Today I'm rejoicing that we aren't random or accidental. God designed our unique beings--body, mind, and spirit. We are known and we are loved.

Sharon Hinck

Friday, June 05, 2015

Birthday Wishes

My birthday is this weekend, and I get to share a treat with YOU:

The paperback of The Deliverer is now available to pre-order!

And I can't think of any birthday gift I'd love more than to have readers place their orders this weekend.

If you do, please let me know... and have a slice of cyber cake!

Sharon Hinck

Thursday, June 04, 2015

Sneak Peek - The Deliverer

"Approaching a teen was tricky. She might bite my head off, but, then, that was just another scar of motherhood to be worn cheerfully—like stretch marks." -- Susan Mitchell in The Deliverer by Sharon Hinck

Monday, June 01, 2015

Beautiful Vistas

Part of the pain of being an artist (whether with paint, dance, or words) is that during the process of translating an artistic vision into a medium that can be shared, the result doesn't always match up with the image in our minds. I find it particularly frustrating when trying to communicate about "God stuff." God is so beyond description that my efforts will always fall short.
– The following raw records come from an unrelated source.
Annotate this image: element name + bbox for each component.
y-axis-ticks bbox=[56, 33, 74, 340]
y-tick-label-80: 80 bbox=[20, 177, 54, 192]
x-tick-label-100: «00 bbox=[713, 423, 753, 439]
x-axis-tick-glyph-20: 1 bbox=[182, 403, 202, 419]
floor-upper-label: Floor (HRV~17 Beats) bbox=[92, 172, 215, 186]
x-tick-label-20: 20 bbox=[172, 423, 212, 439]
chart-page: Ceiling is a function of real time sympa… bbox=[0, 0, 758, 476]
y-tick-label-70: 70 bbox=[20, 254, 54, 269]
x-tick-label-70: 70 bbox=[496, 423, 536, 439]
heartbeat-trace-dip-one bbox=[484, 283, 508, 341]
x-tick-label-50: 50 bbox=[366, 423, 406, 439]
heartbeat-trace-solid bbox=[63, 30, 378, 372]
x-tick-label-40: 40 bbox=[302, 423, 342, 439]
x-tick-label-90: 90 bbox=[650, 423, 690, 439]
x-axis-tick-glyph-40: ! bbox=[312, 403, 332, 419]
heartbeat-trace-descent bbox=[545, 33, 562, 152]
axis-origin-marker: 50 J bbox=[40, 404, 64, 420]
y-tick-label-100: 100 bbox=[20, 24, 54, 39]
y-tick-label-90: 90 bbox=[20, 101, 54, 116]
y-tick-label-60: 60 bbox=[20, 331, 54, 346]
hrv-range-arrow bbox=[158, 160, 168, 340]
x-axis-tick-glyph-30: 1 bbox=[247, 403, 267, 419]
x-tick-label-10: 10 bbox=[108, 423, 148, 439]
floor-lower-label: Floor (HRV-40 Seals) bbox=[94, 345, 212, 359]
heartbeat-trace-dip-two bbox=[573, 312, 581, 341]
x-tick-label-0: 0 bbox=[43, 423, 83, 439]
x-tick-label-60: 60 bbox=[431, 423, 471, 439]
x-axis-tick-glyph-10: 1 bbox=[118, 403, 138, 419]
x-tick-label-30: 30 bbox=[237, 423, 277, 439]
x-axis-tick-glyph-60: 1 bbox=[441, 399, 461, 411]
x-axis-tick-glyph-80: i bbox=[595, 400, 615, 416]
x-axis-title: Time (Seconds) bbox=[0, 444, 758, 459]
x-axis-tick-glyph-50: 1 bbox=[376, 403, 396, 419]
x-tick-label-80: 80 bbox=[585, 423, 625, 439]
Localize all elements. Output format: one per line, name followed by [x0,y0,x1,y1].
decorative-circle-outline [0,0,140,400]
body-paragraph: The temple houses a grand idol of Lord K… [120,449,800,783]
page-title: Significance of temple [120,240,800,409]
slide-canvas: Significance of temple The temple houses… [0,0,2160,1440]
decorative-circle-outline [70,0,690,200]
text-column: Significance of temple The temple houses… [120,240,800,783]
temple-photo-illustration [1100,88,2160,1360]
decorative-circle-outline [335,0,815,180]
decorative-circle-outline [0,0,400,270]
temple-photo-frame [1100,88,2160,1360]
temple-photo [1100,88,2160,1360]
I seek to write truth-filled stories, but my words often feel clumsy. They are the best words I have to offer, but I express only hints of what I long to understand or share.

Then I remember why I feel called to work in the arts (music, theatre, dance, and now writing). God is so awesome and multifaceted that we need a WIDE variety of means to communicate with Him and about Him. One means isn't enough. Give me a pipe organ, but also compose a work on electric guitar. Write a sonnet, but also a thriller. Every kind of art, every genre, gives us one more facet of His beauty, and one more means to convey the truth of our falleness and His grace.

Yes, the efforts will fall short, but the attempt is glorious, because as we study the beautiful vista in order to interpret it, we are changed by it.

So let's continue the struggle of creating art in every form, hoping others will glimpse the beauty of God's grace at work within the reality of our sometimes ugly lives.